String Quartet No. 12 in E-flat major, Op. 127
Ludwig van Beethoven
- If his string trios cling to classical rules of conduct, taking their cue from Haydn and Mozart, the late string quartets (1824-1826), the last music Beethoven was to write, are creations of the profoundest originality and introspection.
- The first (under-rehearsed) performance of the Quartet in E-flat, Op. 127 evidently went very poorly. The music subsequently fared much better in the hands of a quartet led by Joseph Michael Böhm, who reported Beethoven’s insistence that his ensemble perform the piece.
If his string trios cling to classical rules of conduct, taking their cue from Haydn and Mozart, the late string quartets (1824-1826), the last music Beethoven was to write, are creations of the profoundest originality and introspection, expressions of a man by this time living very much within himself. The image of Beethoven’s deafness and the isolation he demanded of himself are inescapable in this context.
In 1822, through the offices of Prince Nikolai Galitzin, another Russian nobleman living in Vienna, came the commissioning of three of the composer’s last quartets – a notion suggested to the Prince by Karl Zeuner, violist of Galitzin’s private quartet. Thus, Beethoven’s “Galitzin” Quartets, Opp. 127, 130, and 132.
In March of 1825 Beethoven dictated (undoubtedly with tongue in cheek) to his secretary, Anton Schindler, a letter to Ignaz Schuppanzigh, Franz Weiss, Joseph Linke, and Karl Holz – the members at that time of the Schuppanzigh Quartet, which had a long performance history of Beethoven’s works:
Most excellent fellows!
Each of you is receiving herewith his part. And each of you undertakes to do his duty and, what is more, pledges himself on his word of honor to acquit himself and vie in excellence with the others. Each of you participating in said undertaking must sign this paper.
The work referred to was the Quartet in E-flat, Op. 127, whose first (under-rehearsed) performance evidently went very poorly. Beethoven would later attribute its failure (although he wasn’t in attendance) to Schuppanzigh’s extreme corpulence, “which caused him to work at everything very slowly.”
The music subsequently fared much better in the hands of a quartet led by Joseph Michael Böhm, who reported:
“When Beethoven learned of the poor performance [by the Schuppanzigh ensemble] – for he was not present – he became furious and let the performers have no peace until the disgrace was wiped away. He sent for me first thing in the morning, and in his usual curt way said to me, ‘You must play my quartet,’ and the thing was settled. Neither objections nor doubts could prevail; what Beethoven wanted had to take place, so I undertook the difficult task. It was studied and rehearsed frequently under Beethoven’s own eyes. I said ‘eyes’ intentionally, for the unhappy man was so deaf he could no longer hear the heavenly sound of his compositions… With close attention his eyes followed the bows and therefore he was able to judge the slightest fluctuations in tempo and rhythm and correct them immediately. At the close of the last movement of the quartet there occurred a ‘meno vivace’ which seemed to me to weaken the general effect. At the rehearsal, therefore, I advised that the original tempo be maintained…

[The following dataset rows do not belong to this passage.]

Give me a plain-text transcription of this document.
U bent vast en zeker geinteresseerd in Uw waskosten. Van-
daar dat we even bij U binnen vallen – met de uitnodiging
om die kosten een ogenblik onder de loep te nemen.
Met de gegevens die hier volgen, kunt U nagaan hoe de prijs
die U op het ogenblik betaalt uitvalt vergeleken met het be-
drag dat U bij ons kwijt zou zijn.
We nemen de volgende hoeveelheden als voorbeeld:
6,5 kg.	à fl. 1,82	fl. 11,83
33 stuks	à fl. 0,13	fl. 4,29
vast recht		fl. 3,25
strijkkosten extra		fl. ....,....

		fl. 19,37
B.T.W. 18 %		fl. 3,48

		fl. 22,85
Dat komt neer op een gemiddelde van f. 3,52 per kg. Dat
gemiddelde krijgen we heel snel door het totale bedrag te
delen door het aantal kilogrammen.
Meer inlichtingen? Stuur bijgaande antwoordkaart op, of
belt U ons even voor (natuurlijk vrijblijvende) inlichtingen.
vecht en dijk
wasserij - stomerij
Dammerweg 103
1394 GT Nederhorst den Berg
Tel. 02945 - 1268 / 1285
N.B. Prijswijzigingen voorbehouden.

“Beethoven, crouched in a corner, heard nothing, but watched with strained attention. After the last stroke of the bows, he said, laconically, ‘let it remain so,’ went to the desks and crossed out the ‘meno vivace’ in the four parts.”
Op. 127 scored an enormous success in the hands of Böhm and his colleagues, with the Vienna Theaterzeitung noting the vast improvement over the Schuppanzigh performance.